Al rato, mientras intentábamos salvar lo que quedaba de bizcocho, recibí una videollamada de mi madre.
—¡Hola, Sofía! ¿Qué tal? ¿Todo bien con Julián?
—Todo… pegajoso. ¿Por?
—Vi la foto que subió Clara al grupo de “Amigas de Elsa”: ¡una tarta preciosa con forma de gato! ¿Es del bautizo?
—¿Bautizo? ¿De qué?
—¡Del nieto! ¡Ya sabía yo que esos dos están más avanzados de lo que admiten! ¡Un pastel temático es una declaración! ¿Es niño o niña? ¿Cómo se va a llamar? ¿Gatuno? ¿Michiel? ¿Vainillita?
—Mamá, ¡es una tarta para Simón!
—¡Ahhh! ¡Ya decía yo que ese gato tenía buen karma!
Colgué antes de que ofreciera reservar la iglesia.
Después del ataque, Simón durmió seis horas como si hubiera salvado el universo.
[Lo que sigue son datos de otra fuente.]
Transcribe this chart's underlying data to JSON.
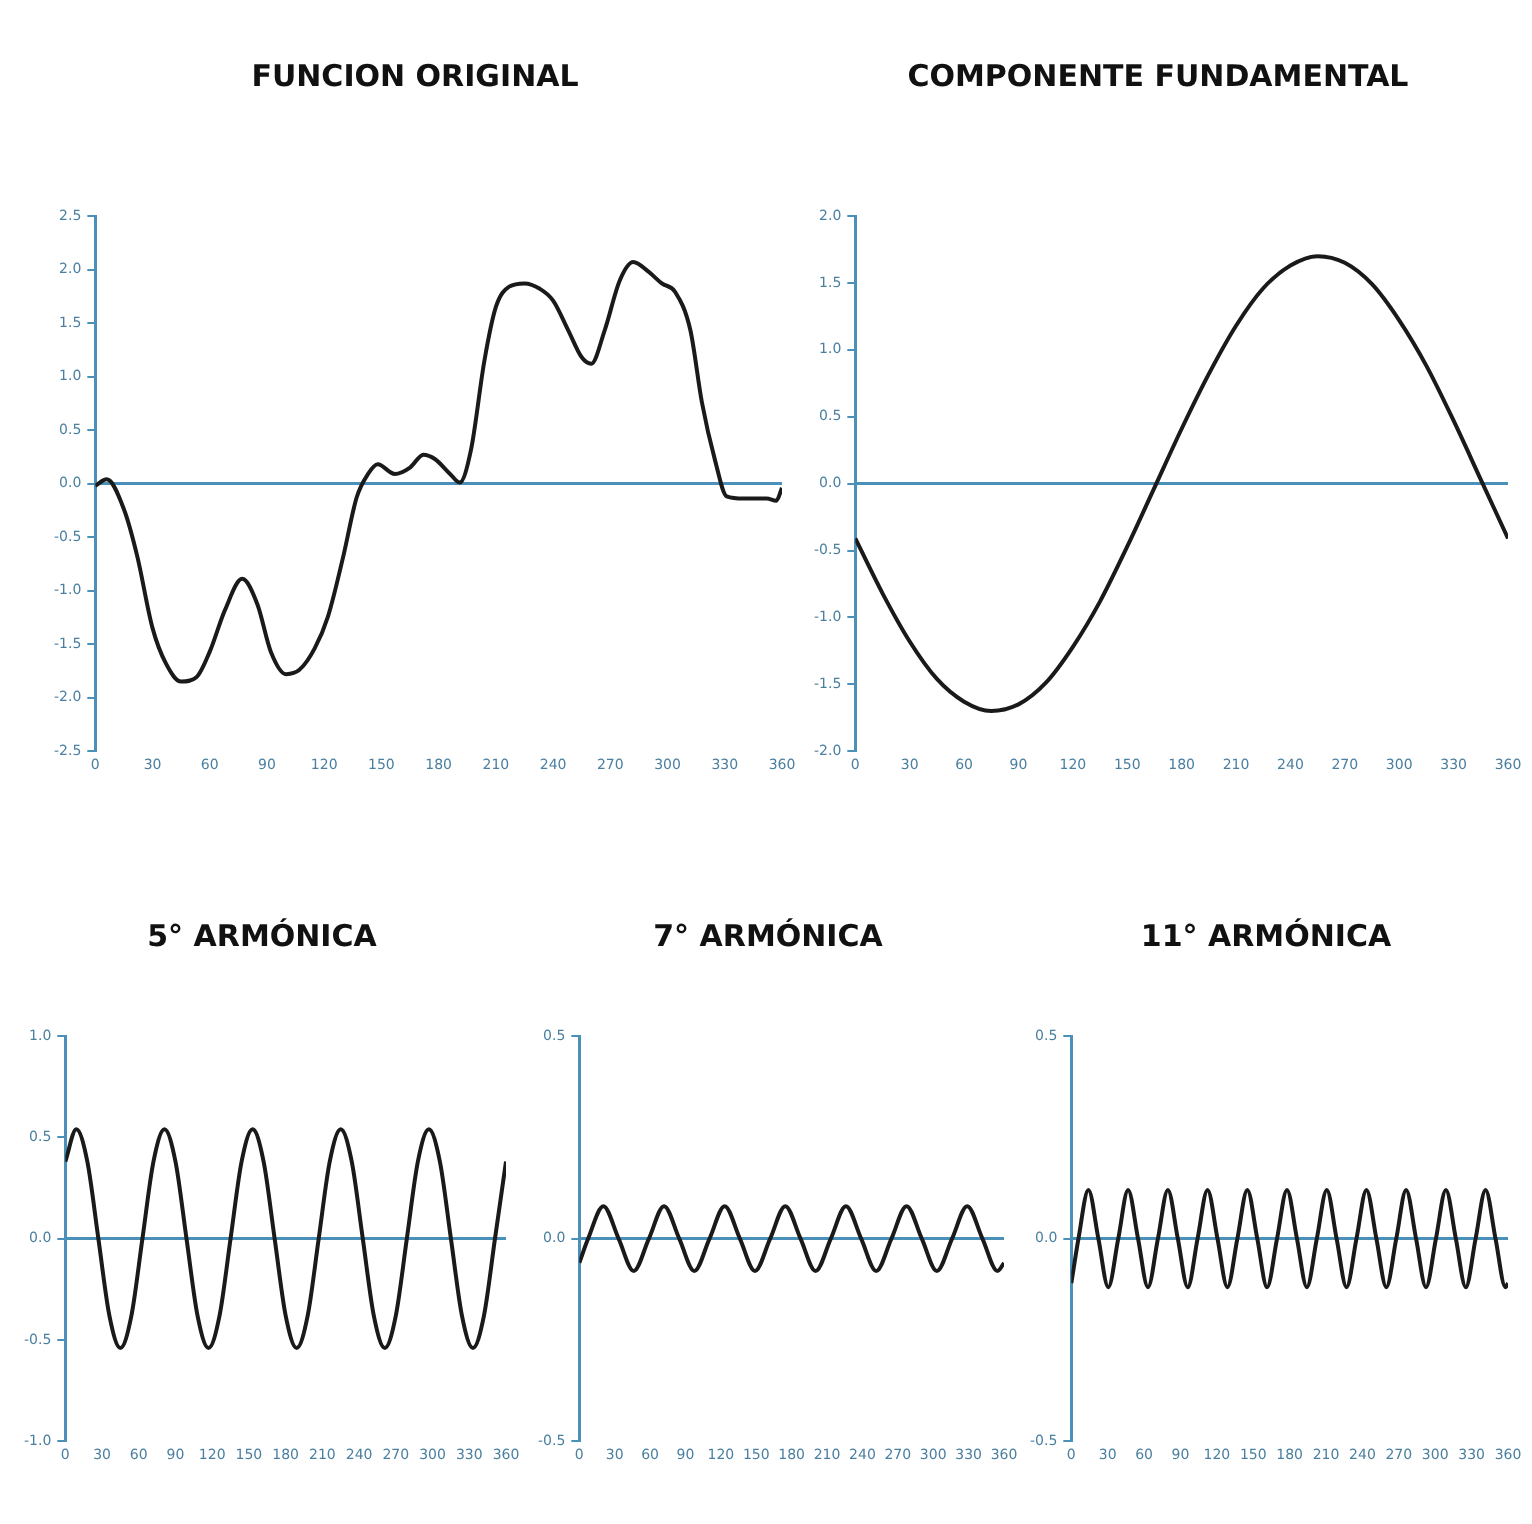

Julián limpió la cocina mientras murmuraba “esto no le pasa a los chefs de verdad”, y yo guardé lo que quedaba de la tarta en un tupper con la etiqueta “RECUERDO DE GUERRA”.
Y por supuesto, el chisme corrió.
Rubén me lo dijo al día siguiente en el pasillo:
—Sofi… ¿es cierto que tu gato atacó un pastel con su cara?
—Sí, Rubén.
—¿Y que tu madre lo bautizó por error?
—También.
—¿Y que Julián lloró en silencio mientras limpiaba los restos de fondant del suelo?
—Eso no puedo confirmarlo. Pero había emoción en sus ojos.
—Bueno… ya mandaron la historia al grupo de “Vecinos con Gatos y Tensión Amorosa”.
Así que nada.
Ahora hay vecinos que creen que soy madre de un gato con nombre bíblico y otros que creen que vivo con un repostero emocional.
Y yo…
Yo solo quiero vivir en un edificio donde nadie saque conclusiones basadas en tartas.